Christopher pointed to gold’s $23 per ounce rise on June 11 — right after the FOMC announcement — as the perfect example of the Fed’s impact on gold prices, and he believes it could break out and top its 2011 record high of $1,920 per ounce.

“It has already moved up $200 since the start of the year,” he said. “If it does so again, it would be at $1,920. That’s entirely possible.”

And stimulus from the Fed or government is only going to help gold out more in the long-run.

“Every time the Fed or Congress launches another plan to stimulate the economy, they fund it with money we don’t have,” Christopher said. “That’s good for the price of gold. The next one of these plans may be an infrastructure bill. And there’s the potential continuation of unemployment benefits as well.”

And don’t expect the Fed to change its tune anytime soon. Christopher points to one statement from Powell’s recent virtual Q&A session that exemplifies the central bank’s plan:

“We’re not thinking about raising rates. We’re not even thinking about thinking about raising rates. What we’re thinking about is providing support for the economy. We think this is going to take some time.”

“Powell used those words to be emphatic,” Christopher argues. “He’s a learned person. ‘Thinking about thinking about’ was no slip of the tongue. The Fed is going to provide support to the economy for a long time because it believes the economy requires it. The Fed is scared of the effects COVID-19 will continue to have on the country.”

Because of this, near-zero interest rates are going to be the norm for a while — and that’s a great sign all safe-haven assets.

“Mathematically, keeping rates near zero means we will have negative real interest rates (interest rate minus inflation),” Christopher wrote via email. “Gold thrives in a world of negative real interest rates. Today, there are fewer reasons not to own assets that don’t pay interest … like gold, bitcoin and land. It’s not like you’re going to get 5% interest in your bank account. And the more U.S. dollars the government conjures up, the less value each new one will have.”

While the long-term prospects for gold are good thanks to the Fed’s low-rate environment, the short-term may be more up in the air as U.S. stock market indexes continue to rise on the hopes of a quick economic recovery out of the coronavirus lockdown.

Gold has waffled between the mid-$1,680s and high-$1,740s over the last month or so.

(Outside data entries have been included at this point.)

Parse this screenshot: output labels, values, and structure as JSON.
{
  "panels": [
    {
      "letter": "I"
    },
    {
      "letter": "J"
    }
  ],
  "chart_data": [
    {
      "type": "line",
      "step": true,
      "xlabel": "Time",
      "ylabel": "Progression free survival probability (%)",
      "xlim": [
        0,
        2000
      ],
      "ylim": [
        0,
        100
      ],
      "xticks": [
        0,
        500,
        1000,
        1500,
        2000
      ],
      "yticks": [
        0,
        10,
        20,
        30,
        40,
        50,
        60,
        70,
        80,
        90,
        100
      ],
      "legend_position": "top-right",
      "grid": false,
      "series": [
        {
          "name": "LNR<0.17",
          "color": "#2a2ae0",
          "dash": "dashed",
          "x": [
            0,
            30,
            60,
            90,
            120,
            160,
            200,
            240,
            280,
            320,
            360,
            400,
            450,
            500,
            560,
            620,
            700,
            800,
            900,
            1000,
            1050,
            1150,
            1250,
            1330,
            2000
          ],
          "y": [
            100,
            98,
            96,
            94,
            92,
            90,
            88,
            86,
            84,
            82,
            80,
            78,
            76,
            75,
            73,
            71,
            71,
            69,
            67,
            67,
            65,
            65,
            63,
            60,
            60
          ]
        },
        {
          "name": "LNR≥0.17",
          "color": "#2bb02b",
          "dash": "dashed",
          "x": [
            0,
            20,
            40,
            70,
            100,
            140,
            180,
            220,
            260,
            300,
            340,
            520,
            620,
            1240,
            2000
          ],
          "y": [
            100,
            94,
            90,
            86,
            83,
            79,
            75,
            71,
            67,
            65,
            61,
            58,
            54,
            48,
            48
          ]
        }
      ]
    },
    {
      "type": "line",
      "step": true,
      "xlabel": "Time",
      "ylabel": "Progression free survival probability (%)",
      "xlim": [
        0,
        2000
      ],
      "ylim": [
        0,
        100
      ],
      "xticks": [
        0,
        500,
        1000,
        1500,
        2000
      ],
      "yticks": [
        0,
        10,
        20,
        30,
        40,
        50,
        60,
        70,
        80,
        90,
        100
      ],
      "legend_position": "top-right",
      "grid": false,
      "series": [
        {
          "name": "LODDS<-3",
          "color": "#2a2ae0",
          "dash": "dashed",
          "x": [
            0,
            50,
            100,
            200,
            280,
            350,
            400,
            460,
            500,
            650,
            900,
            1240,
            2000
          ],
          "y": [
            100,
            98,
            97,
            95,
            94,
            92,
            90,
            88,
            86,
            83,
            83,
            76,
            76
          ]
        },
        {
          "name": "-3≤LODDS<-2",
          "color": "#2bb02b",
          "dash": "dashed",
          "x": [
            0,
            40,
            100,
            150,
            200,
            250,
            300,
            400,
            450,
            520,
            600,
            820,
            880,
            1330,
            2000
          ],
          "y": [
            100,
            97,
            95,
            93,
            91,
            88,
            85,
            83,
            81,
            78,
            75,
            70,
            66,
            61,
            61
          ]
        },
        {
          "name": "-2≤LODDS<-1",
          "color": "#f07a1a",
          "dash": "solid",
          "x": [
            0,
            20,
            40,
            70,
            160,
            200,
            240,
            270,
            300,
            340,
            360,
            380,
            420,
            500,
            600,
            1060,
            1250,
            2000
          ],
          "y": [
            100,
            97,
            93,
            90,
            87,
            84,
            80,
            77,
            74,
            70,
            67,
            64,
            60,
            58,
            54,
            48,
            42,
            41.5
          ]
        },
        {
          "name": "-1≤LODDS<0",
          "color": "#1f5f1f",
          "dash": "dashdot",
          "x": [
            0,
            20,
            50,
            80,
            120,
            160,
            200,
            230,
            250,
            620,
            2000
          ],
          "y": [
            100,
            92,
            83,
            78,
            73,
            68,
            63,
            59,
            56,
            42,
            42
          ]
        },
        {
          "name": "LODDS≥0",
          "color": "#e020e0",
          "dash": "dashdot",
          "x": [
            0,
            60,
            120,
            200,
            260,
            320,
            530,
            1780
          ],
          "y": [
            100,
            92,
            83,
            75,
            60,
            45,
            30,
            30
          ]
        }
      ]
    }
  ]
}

When looking at what could cause a breakout for gold, Christopher says to watch the rise (or fall) in COVID-19 cases.

“Interestingly, a large rise or fall in COVID cases could be the impetus to knock gold out of its sideways pattern,” he said. “We have observed gold prices are positively correlated to the number of confirmed U.S. COVID cases. To be clear, correlation is not causation. More likely, an increase in COVID cases leads to an increase in stimulus … which is good for gold. And vice versa.”

The Fed’s long view for the economy means low interest rate for at least a few years, and that’s bullish for gold.